Tung, Elena et Chodak ouvraient eux aussi de grands yeux, tels des touristes. Miles les rappela fermement au devoir de l’heure qui était de recevoir et de rendre les saluts de bienvenue impeccables de leurs hôtes.
— Je suis le commandant Natochini, officier adjoint du Prince Serg, se présenta le plus âgé des Barrayarans. Voici le lieutenant Yegorov qui vous escortera, vous et le commandant Bothari-Jesek, pour votre rendez-vous avec l’amiral Vorkosigan, amiral Naismith. Commodore Tung, je vais vous faire visiter moi-même le Prince Serg et je serai heureux de répondre à toutes vos questions. Pour autant que les réponses ne sont pas classées secrètes, naturellement.
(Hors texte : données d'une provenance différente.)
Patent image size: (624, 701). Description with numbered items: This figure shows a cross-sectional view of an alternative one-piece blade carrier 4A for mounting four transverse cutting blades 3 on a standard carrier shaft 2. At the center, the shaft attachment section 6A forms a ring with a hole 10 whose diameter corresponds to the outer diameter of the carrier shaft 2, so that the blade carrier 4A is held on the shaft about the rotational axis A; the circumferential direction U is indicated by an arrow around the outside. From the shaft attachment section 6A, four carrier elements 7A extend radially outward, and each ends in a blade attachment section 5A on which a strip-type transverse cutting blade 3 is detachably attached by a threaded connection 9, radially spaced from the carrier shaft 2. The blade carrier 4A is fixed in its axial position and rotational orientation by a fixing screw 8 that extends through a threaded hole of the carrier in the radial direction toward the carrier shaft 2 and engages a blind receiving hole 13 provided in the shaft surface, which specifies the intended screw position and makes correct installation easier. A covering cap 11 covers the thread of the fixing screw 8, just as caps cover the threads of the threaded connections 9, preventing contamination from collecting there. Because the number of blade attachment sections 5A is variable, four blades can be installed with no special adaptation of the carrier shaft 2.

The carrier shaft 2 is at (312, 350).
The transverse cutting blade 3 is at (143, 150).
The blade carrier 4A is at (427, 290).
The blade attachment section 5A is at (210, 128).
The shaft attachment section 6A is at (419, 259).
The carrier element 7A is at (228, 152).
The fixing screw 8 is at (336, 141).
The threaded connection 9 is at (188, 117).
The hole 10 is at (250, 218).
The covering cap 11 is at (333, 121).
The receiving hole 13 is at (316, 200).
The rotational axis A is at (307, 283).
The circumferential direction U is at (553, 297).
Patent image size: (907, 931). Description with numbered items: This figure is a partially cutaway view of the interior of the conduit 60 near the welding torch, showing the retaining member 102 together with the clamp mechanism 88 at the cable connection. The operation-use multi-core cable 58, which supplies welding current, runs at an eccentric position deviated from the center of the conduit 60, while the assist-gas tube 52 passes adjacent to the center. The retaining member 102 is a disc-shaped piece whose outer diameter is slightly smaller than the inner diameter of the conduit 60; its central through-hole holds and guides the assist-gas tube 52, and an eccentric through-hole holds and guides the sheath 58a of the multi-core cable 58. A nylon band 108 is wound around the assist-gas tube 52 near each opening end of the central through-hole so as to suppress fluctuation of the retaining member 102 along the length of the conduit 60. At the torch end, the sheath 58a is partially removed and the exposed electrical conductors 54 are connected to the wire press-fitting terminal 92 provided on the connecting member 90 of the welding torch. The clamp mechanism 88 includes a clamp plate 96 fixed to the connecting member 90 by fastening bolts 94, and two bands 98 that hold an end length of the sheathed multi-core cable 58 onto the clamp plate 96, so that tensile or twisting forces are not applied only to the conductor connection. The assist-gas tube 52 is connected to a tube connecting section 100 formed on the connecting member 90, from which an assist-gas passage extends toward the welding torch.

Le large visage de Tung reflétait une immense satisfaction. En fait, si sa béatitude devait augmenter, il risquait d’exploser.
— Nous nous joindrons à l’amiral Vorkosigan pour déjeuner dans le mess des officiers supérieurs, après votre réunion et notre visite, poursuivit le commandant Natochini en s’adressant à Miles. Le dernier invité que nous ayons eu ici était le président de Pol avec sa suite, il y a douze jours.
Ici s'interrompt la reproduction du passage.